Short Film Review: Guitar in the Bucket (2022) by Kim Bu-young

Overflowing with intelligent tips, „Guitar in the Bucket” is a dystopian take on the customer culture and capitalism. In the film’s planet every little thing can be monetised and turned into a service. In an image that keeps getting utilised repeatedly, goods and humans flow out of vending machines to give the most abstract solutions. You can employ an individual to be your walking companion (to be in a position to hold a conversation with them you will have to spend additional although). If you are not cautious, and a random man tends to make you begin laughing in a park, you may well have to renumerate him also. And if you want to go to Dream Town and comply with your greatest fantasies: effectively, you would have to have a truckload of coins ready for that as effectively.
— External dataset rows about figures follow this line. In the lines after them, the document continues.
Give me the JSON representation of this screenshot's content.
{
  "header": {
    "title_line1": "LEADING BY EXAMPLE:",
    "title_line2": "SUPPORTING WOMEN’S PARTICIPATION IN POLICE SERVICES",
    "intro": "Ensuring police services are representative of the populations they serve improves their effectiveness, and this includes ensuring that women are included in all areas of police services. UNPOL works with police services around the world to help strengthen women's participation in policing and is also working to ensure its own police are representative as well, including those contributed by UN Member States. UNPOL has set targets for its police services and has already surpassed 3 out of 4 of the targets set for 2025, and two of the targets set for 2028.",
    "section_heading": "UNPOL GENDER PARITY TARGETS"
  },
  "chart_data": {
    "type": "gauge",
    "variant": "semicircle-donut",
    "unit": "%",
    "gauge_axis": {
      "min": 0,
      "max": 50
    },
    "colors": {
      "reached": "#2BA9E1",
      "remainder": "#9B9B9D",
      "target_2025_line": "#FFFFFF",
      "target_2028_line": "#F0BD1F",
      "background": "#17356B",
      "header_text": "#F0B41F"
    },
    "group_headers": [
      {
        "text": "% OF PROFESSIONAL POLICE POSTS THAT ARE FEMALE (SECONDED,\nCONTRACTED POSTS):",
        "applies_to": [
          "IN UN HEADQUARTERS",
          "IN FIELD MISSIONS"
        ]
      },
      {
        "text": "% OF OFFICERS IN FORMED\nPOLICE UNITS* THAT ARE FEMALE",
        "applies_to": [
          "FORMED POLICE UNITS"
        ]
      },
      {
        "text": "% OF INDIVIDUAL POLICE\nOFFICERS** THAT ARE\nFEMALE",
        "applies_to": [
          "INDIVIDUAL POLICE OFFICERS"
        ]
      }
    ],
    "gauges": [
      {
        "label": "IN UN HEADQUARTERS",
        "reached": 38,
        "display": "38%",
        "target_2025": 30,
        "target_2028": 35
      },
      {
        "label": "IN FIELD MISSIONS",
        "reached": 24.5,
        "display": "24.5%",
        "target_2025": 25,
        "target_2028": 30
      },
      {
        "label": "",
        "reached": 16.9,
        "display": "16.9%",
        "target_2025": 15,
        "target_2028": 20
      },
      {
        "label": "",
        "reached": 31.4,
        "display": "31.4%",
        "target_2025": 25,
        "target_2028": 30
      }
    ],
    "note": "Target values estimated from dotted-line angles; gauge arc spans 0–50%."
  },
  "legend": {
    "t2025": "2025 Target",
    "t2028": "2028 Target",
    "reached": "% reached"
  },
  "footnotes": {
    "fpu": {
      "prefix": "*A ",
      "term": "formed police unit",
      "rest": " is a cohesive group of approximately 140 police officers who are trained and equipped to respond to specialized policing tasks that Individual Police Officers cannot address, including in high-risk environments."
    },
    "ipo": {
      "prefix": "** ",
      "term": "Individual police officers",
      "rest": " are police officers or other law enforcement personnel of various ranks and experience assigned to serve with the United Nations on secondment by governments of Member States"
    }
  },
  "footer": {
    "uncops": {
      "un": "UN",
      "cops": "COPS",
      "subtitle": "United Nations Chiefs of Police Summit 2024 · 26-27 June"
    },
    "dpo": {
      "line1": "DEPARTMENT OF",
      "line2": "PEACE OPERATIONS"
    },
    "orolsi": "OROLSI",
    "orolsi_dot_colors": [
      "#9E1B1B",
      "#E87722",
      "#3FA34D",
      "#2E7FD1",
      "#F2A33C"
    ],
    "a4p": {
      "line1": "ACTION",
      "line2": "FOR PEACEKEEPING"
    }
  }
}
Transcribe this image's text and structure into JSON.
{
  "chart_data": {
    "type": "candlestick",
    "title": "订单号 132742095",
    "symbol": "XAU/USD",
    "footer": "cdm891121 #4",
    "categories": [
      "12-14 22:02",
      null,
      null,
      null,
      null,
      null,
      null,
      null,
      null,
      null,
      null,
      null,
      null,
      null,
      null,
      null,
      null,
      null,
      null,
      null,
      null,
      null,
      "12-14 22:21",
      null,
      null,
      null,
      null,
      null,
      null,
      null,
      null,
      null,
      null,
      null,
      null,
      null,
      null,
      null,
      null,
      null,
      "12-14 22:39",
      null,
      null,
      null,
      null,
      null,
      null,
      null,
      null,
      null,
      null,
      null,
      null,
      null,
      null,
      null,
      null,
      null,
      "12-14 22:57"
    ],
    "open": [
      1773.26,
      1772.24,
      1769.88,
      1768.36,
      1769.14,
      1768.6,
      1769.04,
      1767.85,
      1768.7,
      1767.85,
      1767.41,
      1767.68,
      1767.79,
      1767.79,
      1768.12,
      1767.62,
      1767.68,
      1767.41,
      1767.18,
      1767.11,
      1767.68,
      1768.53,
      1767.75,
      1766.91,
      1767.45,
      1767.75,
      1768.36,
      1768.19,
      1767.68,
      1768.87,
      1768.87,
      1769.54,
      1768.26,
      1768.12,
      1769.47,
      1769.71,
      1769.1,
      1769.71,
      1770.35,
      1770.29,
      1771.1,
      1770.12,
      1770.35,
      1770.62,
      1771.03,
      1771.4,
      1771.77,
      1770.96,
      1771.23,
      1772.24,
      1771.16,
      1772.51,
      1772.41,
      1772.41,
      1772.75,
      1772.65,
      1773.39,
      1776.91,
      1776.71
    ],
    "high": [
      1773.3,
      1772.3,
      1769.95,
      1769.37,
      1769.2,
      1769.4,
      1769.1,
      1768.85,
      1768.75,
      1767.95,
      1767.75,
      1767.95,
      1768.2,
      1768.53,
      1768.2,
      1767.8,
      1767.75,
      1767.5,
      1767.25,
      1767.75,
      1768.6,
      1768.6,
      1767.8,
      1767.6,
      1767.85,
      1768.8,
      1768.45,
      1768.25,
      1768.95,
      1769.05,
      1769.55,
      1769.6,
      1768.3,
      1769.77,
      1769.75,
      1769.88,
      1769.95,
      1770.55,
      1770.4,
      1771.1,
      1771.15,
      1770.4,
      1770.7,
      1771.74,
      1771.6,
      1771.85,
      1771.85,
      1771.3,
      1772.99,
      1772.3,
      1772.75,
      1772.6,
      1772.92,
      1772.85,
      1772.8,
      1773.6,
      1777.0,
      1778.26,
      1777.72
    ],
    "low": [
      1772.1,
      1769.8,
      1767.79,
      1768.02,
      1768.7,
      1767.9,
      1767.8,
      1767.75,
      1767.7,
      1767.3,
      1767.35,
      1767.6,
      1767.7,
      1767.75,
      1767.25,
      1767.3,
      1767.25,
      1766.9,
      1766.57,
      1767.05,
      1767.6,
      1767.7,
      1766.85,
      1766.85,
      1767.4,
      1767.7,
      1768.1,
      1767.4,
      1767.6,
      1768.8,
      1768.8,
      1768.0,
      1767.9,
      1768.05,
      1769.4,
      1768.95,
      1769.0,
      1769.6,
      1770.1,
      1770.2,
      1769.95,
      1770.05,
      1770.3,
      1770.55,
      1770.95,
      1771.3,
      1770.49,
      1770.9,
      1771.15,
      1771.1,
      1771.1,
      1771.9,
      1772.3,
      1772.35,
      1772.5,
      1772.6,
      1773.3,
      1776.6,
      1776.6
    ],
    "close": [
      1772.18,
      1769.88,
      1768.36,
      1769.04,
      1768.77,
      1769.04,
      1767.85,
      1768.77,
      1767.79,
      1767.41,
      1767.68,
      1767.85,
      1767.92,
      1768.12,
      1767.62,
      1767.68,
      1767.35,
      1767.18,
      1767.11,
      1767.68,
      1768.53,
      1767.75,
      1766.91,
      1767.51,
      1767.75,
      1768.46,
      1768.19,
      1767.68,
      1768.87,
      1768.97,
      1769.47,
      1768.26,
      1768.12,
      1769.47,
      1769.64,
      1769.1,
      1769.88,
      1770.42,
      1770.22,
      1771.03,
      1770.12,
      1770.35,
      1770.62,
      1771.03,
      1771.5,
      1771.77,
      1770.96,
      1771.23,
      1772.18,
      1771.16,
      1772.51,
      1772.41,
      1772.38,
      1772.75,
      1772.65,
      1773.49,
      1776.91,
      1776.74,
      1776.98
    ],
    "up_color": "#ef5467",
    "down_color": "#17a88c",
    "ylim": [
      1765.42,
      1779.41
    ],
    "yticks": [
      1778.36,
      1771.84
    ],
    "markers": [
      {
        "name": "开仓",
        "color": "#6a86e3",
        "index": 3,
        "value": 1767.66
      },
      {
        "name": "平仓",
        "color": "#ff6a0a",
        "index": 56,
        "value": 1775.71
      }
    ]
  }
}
&#8220Guitar in the Bucket&#8221 is screening at ShortShorts

The characters of “Guitar in the Bucket” move by way of the grey planet zombie-like. They are lacking in agency, and there appears to be small hope for their dreams about the future. The director, Kim Bu-young, smartly utilizes slapstick humour to undercut the seriousness which would otherwise ooze from the film. Regardless of that, “Guitar in the Bucket” appears a bit also static in its therapy of the overarching themes. It occurs so due to the fact the nameless protagonist wanders by way of the city with out a clear aim, other than producing revenue to fulfil her dreams of becoming a guitar player. Quick vignettes we are witnessing contribute to the planet-creating, but provide small insight into how the principal character is going to accomplish her target or breakaway from the futile cycle. The film does not conclude in a way that provides a challenge to the established status quo. In “Guitar in the Bucket” enslavement to the totally free-industry dictum is right here to keep.

The bleak outlook on the capitalist reality is additional communicated by way of the imagery of “Guitar in the Bucket”. Minimalist animation relies on a colour palette consisting of greys, yellows and greens. Character style is devoid of detail, as the film’s planet appears to be inhabited by thousands of doppelgängers. This, of course, contributes to the all round feeling of malaise and futility. Access to dreams is refused to the protagonist in a visual way also: her life is actually colourless and monotonous, with days spent in a grim reality that provides no space for alter.